Once I saw that, I understood what the providers are actually after. They are not competing for my file search. They know I will run that locally forever; it is cheap and it is solved. They are after the residue: the deep read of my private self, the one thing local cannot do yet, and the one thing you can only do if you are holding the whole archive.

And in the last year they have all moved to hold it. Every major assistant now keeps a memory, not a short list of facts you save by hand, but a synthesized model of you, assembled in the background from everything you have ever typed at it. ChatGPT now reads across years of your past conversations and carries forward what it learns. Claude builds the same kind of running summary and refreshes it on a regular cadence. Gemini turned it on by default. All three pushed it down to their free tiers inside the last year. None of that is aimed at the file search I can already do in my closet. It is aimed squarely at the one thing my closet cannot reach.

“Let us remember everything for you” is not a convenience feature, then. It is a bid for the one query that is worth anything. And the switching cost they are building is not the usual product lock-in. Not my workflows, not my integrations, the things I could rebuild in a weekend. It is my own accumulated past, which I cannot rebuild at all. The longer they hold my memory, the better the answer only they can give becomes, and the less leaving makes any sense. The lock-in compounds on its own, every day, whether or not I open the app.

That is the quiet shift in personal AI. Personal used to mean mine: on my machine, under my control. It is starting to mean about me. Held elsewhere, learned from me, improving for them the longer I stay.

I would rather wait

There is one reason this is not simply a loss: the residue is shrinking. Local models are closing the gap year over year, doing more of that private inference well enough that the distance between what runs in my closet and what runs in a datacenter keeps narrowing. It is the same floor rising I wrote about in The Average of the Public Web, except this time it is climbing toward the one private thing I meant to keep. So the real contest is about speed: whether the local brain grows capable of that deep read before convenience talks me into sending myself out to get it sooner.
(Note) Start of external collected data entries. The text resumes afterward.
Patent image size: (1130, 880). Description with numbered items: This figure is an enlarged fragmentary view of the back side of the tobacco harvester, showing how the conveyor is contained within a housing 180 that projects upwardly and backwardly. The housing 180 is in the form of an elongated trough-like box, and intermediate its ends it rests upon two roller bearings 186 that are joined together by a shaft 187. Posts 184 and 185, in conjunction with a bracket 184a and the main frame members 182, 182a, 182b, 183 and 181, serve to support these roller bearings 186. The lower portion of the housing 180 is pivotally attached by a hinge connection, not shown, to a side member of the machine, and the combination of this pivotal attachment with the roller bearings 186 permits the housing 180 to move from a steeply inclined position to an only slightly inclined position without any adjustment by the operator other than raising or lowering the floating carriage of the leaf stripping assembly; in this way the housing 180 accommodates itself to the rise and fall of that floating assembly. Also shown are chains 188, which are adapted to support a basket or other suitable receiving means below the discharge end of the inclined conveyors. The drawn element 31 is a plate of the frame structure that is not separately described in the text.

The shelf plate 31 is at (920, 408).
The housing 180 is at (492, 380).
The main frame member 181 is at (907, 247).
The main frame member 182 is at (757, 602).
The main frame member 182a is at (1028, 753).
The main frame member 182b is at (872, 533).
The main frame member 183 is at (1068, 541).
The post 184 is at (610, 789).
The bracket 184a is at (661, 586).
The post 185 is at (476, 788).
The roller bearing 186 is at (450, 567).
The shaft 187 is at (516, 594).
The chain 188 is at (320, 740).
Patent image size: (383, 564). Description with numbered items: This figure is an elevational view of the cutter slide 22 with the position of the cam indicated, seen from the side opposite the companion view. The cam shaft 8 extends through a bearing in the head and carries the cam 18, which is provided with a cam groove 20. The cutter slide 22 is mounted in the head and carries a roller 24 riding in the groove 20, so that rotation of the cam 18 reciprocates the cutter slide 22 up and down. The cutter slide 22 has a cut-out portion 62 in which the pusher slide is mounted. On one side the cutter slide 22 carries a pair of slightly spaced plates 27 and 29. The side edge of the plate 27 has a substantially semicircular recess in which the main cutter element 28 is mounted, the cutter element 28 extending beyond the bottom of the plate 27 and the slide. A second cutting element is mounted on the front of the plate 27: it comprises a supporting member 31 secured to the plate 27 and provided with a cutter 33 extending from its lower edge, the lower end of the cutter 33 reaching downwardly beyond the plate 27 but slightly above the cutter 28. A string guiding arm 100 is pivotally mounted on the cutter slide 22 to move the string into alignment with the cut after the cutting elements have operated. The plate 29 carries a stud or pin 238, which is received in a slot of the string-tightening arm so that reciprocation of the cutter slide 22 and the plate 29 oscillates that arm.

There is an answer I could have tonight. Point the agent at the journals, let it send the lot to someone else’s model, and by morning I would have the briefing I actually want: not the weather and my calendar, but the pattern in myself I keep missing. It would go out under contract, not made public, not training data, but it would still leave my hands, and this is the one thing I am not willing to send. So I am leaving the question unasked, refusing the most useful thing the tool could do, not because it would fail but because it would work. I would rather keep the memory mine and wait for the brain to come home than rent myself out to get the answer a year early.